The jazz turnaround is I–VI–ii–V (C–A7–Dm7–G7): two beats each, landing you back at the top. Every variant is a substitution on that frame: iii–VI–ii–V (Em7 for C), or the half-step "Lady Bird" version I–♭III7–♭VImaj7–♭II7. Loop one for ten minutes and you'll recognise it in a hundred tunes.

3. Secondary dominants

Any chord can be preceded by its own V7 — that's the whole trick. The A7 in a C-major turnaround is "V of ii": it doesn't belong to C, it belongs to the Dm it's aiming at. The chord builder's secondary-dominants row is exactly this device; jazz simply uses it relentlessly.

4. Tritone substitution

Every dominant 7th shares its two crucial notes (the 3rd and 7th — the tritone) with the dominant a flattened fifth away: G7 and D♭7 both contain B and F. So either can resolve to C — and substituting D♭7 for G7 turns the bassline ii–V–I into a chromatic slide: D–D♭–C. That slinky half-step bass is one of the most recognisable sounds in jazz, and it's one substitution rule, applied everywhere.

5. The passing diminished

Between IV and the I/5 sits the ♯IV diminished (in B♭ blues: E♭7 → E°7 → B♭/F); between I and ii sits ♯I°7. Diminished chords are harmonic stairs — every note wants to step up. You met one in bar 6 of the jazz blues; gospel and Stevie Wonder run on the same stairs.

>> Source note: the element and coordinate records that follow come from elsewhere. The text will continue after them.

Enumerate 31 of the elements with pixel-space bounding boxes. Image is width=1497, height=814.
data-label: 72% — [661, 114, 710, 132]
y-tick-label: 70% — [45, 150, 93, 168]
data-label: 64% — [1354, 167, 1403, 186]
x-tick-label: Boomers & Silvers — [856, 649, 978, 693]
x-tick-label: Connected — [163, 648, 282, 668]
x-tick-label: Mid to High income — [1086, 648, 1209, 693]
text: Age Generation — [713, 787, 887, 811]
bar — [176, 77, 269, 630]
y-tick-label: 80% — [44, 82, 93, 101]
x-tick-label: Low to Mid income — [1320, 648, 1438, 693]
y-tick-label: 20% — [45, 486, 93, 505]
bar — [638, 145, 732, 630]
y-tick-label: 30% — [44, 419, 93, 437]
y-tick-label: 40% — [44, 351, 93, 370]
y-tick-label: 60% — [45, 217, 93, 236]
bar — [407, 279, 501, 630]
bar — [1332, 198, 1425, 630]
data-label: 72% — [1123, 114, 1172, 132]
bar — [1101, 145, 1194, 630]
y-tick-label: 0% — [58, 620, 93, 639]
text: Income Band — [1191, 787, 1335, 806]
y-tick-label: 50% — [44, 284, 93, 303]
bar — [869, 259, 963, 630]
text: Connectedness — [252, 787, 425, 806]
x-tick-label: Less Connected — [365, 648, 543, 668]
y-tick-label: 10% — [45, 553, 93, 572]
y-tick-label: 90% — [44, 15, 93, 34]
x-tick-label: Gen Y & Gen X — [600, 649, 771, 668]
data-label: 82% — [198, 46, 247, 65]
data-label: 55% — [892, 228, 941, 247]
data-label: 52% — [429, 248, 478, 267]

6. Shell voicings — how guitarists actually play this

Forget six-string grips. Jazz guitar comping is built on shells: root + 3rd + 7th, or just 3rd + 7th once a bassist owns the root. The 3rd and 7th define the chord's quality and contain all the voice-leading motion — and they sit under two fingers. Learn shells for ii–V–I in two positions and you can comp through most of the repertoire; add 9ths and 13ths on top later, as melody, not as furniture.

DeviceSoundHear it in
ii–V–IDm7 G7 Cmaj7Autumn Leaves (built from almost nothing else)
TurnaroundC A7 Dm7 G7I Got Rhythm A section, Blue Moon
Tritone subDm7 D♭7 Cmaj7The Girl from Ipanema (final cadence), Satin Doll's tail
Passing dim.E♭ E°7 B♭/FBar 6 of any jazz blues; This Masquerade
Minor ii–VDm7♭5 G7♭9 CmAutumn Leaves' second phrase, Blue Bossa
Tie-in: the builder's secondary dominants and borrowed-chord rows are these exact devices with training wheels. Build a plain I–vi–IV–V pop progression, then substitute: VI7 for vi, ♭II7 for V. Congratulations — you're reharmonising.